Вы знаете, господа, посуда была перебита. Случилось то, чего не случается там, где бдит тайная полиция. Где она бдит, там ежели завтрак, значит, завтракают, обед, значит, обедают. И все аккуратно, без помех. А тут…

Я не хромой бес из романа Лесажа: в чужие дома соглядатаем не проникаю. Но вот рассказ очевидца. Имя вам знакомое: Ардашев. Платон Илларионыч Ардашев, в прошлом артиллерист, а тогда адъютант коменданта главной квартиры его величества.

Не знаю, какие поручения он исполнил. А исполнив, заглянул в дежурную комнату дворцового караула — поболтать с Вольским.

Капитан фон Вольский, лейб-гвардии Финляндского, в тот день начальствовал караулом. Большими приятелями они с Платоном не были, но знавали друг друга на войне. Тут еще Вольский приступил к военным запискам, а Платон ему выдал головой некоего литератора Зотова: дескать, не ленись, брат, пиши, а «мы пособим».

Так вот, заглянул Платон к этому Вольскому. В громадной дежурной комнате было несколько широченных диванов. В мраморном камине пылал огонь. Каминные часы указывали год, месяц, число, часы, минуты, секунды. (Стало быть, указывали: тысяча восемьсот восьмидесятый год, февраль месяц, пятое число, около шести пополудни.) Рядом с часами был звонок. Электрический звонок, соединенный с рабочим кабинетом государя. По сигналу офицер с частью караула обязан был лететь на всех парусах к императору. Звонок, впрочем, всегда молчал. Один только раз, по словам Платона, прозвенел, и, когда дежурный с солдатами вломился в кабинет, государь отшатнулся: «Что это значит?» После объяснилось: царский сеттер ткнул носом в кнопку звонка.

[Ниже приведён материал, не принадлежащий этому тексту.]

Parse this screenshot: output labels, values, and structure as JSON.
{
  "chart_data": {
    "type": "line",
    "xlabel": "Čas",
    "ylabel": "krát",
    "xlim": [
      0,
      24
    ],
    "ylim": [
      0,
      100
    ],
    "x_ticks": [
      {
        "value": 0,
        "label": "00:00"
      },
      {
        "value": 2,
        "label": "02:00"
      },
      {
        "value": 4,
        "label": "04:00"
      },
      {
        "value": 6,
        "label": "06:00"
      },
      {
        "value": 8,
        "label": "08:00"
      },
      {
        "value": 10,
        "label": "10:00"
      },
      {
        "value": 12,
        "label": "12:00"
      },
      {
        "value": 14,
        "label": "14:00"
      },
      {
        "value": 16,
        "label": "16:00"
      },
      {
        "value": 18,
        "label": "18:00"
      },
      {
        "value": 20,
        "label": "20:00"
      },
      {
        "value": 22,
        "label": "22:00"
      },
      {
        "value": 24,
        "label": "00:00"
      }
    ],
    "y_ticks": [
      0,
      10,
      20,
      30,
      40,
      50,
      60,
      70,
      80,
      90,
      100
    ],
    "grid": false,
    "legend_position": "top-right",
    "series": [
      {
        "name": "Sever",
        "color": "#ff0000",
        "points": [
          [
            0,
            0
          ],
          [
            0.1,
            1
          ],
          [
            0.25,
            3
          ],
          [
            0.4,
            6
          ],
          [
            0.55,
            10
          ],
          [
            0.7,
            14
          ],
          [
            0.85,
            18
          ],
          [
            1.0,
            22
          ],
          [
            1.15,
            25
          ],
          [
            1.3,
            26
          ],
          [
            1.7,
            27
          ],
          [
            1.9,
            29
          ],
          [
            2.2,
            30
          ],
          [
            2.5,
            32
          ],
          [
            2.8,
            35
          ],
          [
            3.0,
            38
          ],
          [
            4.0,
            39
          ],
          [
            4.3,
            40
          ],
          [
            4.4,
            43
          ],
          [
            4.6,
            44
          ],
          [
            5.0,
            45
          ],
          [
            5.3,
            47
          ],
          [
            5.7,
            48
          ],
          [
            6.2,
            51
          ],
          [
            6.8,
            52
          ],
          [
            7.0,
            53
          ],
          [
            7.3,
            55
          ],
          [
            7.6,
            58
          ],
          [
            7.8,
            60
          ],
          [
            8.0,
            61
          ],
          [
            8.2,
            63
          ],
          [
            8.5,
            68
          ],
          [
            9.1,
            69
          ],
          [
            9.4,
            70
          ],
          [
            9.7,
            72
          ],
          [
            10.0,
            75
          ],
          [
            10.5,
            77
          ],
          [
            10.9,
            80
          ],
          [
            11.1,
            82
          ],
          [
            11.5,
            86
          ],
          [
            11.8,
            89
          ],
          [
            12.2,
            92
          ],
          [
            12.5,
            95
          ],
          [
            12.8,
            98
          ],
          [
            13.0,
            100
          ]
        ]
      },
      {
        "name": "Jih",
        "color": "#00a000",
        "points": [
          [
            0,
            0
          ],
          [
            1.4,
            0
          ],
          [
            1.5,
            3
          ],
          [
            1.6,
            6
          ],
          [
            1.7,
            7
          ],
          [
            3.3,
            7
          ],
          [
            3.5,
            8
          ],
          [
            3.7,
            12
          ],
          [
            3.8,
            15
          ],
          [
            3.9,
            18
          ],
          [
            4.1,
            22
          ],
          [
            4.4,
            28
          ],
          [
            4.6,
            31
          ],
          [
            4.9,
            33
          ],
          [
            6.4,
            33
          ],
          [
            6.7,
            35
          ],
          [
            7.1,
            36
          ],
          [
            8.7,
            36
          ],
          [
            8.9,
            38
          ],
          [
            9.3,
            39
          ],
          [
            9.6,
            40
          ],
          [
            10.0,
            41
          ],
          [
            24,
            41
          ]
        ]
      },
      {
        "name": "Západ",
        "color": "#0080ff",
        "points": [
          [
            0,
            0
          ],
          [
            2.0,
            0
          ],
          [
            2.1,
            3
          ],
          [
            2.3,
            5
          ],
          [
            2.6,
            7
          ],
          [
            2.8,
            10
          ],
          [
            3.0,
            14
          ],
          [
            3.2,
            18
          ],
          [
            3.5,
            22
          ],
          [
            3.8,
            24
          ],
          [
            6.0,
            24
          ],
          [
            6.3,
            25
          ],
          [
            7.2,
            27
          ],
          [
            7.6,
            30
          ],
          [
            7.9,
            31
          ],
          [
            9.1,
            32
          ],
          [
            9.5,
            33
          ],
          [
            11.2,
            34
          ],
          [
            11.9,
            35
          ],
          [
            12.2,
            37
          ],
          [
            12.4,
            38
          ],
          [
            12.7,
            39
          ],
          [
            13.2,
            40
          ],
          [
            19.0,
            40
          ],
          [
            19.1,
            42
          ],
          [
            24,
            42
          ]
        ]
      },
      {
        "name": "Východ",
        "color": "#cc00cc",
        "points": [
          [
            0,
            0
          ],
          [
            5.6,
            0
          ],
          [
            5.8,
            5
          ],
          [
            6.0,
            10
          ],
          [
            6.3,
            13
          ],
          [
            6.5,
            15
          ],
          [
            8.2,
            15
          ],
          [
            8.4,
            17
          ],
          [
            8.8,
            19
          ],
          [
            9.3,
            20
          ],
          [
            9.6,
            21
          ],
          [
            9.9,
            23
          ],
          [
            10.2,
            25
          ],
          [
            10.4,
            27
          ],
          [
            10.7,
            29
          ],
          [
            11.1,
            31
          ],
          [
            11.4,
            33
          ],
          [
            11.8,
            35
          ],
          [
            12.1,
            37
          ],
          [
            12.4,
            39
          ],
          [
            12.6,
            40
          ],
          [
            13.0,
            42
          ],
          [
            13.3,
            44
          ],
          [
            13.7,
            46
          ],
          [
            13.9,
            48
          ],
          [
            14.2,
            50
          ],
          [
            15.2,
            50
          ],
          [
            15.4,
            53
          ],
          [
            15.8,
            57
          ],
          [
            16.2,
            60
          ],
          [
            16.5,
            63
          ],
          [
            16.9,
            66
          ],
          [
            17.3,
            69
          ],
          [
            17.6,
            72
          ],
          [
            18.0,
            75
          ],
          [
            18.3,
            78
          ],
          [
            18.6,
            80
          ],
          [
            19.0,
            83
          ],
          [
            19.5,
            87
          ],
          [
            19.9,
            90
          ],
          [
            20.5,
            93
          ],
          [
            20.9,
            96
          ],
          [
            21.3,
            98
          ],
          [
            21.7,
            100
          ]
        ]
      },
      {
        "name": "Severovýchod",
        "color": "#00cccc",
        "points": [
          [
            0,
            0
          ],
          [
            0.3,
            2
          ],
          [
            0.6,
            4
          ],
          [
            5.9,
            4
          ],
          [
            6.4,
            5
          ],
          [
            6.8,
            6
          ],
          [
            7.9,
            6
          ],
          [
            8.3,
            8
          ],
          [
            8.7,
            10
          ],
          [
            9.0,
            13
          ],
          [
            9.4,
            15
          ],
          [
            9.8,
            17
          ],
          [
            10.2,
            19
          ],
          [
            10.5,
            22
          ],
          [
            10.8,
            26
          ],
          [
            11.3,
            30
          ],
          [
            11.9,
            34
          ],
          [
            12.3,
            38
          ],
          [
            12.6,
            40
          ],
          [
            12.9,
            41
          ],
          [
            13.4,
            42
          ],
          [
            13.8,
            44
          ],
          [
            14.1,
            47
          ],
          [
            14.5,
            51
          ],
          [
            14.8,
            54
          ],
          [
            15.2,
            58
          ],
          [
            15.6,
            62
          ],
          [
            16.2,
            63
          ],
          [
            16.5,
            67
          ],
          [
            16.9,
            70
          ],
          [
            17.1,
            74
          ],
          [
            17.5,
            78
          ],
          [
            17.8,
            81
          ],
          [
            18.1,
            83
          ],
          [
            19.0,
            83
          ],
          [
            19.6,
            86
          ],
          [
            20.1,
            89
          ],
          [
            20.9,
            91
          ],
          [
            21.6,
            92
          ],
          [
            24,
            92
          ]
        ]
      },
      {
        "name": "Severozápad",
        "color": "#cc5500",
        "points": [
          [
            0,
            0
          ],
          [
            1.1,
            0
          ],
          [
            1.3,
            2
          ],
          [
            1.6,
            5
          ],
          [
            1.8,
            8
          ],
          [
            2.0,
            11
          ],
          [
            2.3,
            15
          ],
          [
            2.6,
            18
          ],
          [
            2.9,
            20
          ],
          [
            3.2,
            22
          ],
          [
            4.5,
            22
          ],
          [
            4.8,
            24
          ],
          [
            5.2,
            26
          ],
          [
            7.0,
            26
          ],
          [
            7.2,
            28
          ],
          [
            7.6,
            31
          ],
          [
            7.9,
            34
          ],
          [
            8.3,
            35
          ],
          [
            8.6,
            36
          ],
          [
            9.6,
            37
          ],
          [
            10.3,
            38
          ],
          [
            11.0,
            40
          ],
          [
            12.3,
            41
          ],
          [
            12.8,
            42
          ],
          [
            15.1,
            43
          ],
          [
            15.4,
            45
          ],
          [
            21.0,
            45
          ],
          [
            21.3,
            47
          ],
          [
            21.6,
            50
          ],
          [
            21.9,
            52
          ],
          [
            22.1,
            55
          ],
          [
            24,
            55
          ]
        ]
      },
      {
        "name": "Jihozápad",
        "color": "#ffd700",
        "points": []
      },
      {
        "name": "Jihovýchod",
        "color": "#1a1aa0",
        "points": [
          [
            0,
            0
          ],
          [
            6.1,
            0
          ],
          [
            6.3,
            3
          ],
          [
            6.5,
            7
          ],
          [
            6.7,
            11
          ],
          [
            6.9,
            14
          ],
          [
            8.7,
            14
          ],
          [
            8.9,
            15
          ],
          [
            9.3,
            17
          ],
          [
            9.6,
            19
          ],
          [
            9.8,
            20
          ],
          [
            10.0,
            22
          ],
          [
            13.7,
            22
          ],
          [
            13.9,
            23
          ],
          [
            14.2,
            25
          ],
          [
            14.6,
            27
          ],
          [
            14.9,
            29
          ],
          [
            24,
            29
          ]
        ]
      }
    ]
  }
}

Однако дворцовое дежурство требовало постоянного напряжения. Государь еще в колыбели изощрился в уставах, следил придирчиво. По в тот вечер офицеры могли немножечко расстегнуться: назначен был фамильный обед.

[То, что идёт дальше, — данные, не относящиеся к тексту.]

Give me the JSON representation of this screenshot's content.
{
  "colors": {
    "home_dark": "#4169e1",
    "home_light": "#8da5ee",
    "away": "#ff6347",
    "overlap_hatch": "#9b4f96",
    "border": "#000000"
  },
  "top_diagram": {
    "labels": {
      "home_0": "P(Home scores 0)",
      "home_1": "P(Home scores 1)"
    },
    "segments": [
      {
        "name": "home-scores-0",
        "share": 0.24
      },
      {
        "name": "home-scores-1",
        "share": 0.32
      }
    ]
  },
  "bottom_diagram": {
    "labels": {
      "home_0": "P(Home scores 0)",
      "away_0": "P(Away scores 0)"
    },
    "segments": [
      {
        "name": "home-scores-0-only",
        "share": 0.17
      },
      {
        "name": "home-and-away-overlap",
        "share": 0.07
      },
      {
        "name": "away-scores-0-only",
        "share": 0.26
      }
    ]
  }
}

Все шло своим чередом. Фельдфебель осматривал людей, готовящихся к разводу. Тихонько возник старенький-престаренький казначей, и Вольский вышел с ним — рядом с дежурной комнатой, за решеткой, где особый пост, помещались железные ящики дворцовой казны для текущих нужд; ящики отворял казначей, но в присутствии начальника караула.

Вольский вернулся, весело указал пальцем на потолок: «Там скоро сядут за стол. Пора и нам, господа, отобедать!» Подали обед. «Роскошнейший, — заверял меня Ардашев, тонкий гастроном. — Караул на дворцовом довольствии, на каждого офицера — по восемь рублей!»

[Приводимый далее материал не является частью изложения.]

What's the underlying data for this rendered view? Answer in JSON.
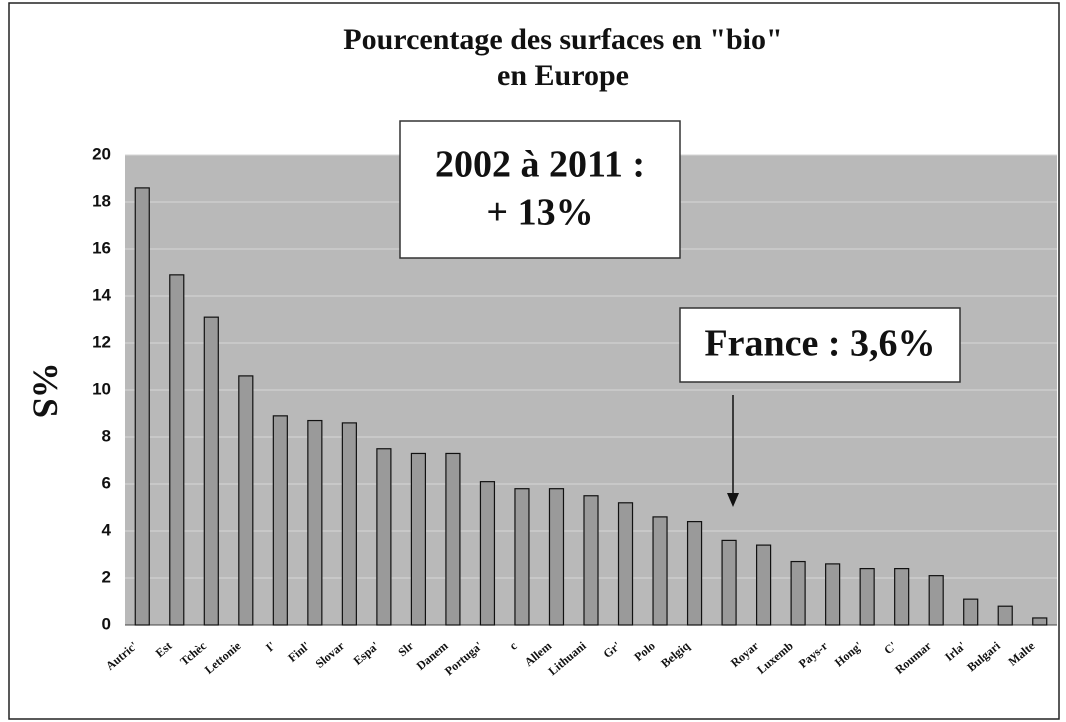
{
  "chart_data": {
    "type": "bar",
    "title": [
      "Pourcentage des surfaces en \"bio\"",
      "en Europe"
    ],
    "y_label": "%S",
    "annotations": [
      "2002 à 2011 :",
      "+ 13%",
      "France : 3,6%"
    ],
    "categories": [
      "Autric'",
      "Est",
      "Tchèc",
      "Lettonie",
      "I'",
      "Finl'",
      "Slovar",
      "Espa'",
      "Slr",
      "Danem",
      "Portuga'",
      "c",
      "Allem",
      "Lithuani",
      "Gr'",
      "Polo",
      "Belgiq",
      null,
      "Royar",
      "Luxemb",
      "Pays-r",
      "Hong'",
      "C'",
      "Roumar",
      "Irla'",
      "Bulgari",
      "Malte"
    ],
    "values": [
      18.6,
      14.9,
      13.1,
      10.6,
      8.9,
      8.7,
      8.6,
      7.5,
      7.3,
      7.3,
      6.1,
      5.8,
      5.8,
      5.5,
      5.2,
      4.6,
      4.4,
      3.6,
      3.4,
      2.7,
      2.6,
      2.4,
      2.4,
      2.1,
      1.1,
      0.8,
      0.3
    ],
    "color": "#9a9a9a",
    "ylim": [
      0,
      20
    ],
    "yticks": [
      0,
      2,
      4,
      6,
      8,
      10,
      12,
      14,
      16,
      18,
      20
    ],
    "grid": true
  }
}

Кроме Вольского с Платоном и еще двух капитанов, явился пятый — казачий офицер, командир ночных конных разъездов вокруг Зимнего. Перекрестились на лампаду. Сели.

И в ту же секунду — грохнуло. Блеск — тьма кромешная. Бесконечные мгновения черного, как сажа, безмолвия. И наконец протяжный долгий грохот, со звоном стекол, скрежетом балок, падением кирпича, градом штукатурки.

Платона швырнуло, ударило головой. Он потерял сознание. Но, очевидно, ненадолго, потому что различил светящуюся точку. Ему почудилось, что она пулей летит ему в лоб, и он зажмурился. А вокруг — крики, стоны, проклятия. «К ружью!» — кричал Вольский. И колокол, колокол взахлеб. Не звоночек каминный, а колокол для вызова всех отдыхающих караульных.

Платон это слышал, но видел только светящуюся точку и не понимал, откуда она, что это такое. Ему даже казалось, что это и не точка, а будто б ружейное дуло, из которого беззвучно стреляют. Как ночью с неприятельской позиции.

(Он убеждал меня, грозясь призвать в свидетели Вольского, что светящаяся точка была не что иное, как лампадка. Она, понимаете ли, как горела, так и горела. Негасимая лампада! Чудо? Все динамитом разнесло, а лампада горит. Конечно, чудо, если только Платоше не примерещилось: ведь у него голову разламывало от боли.)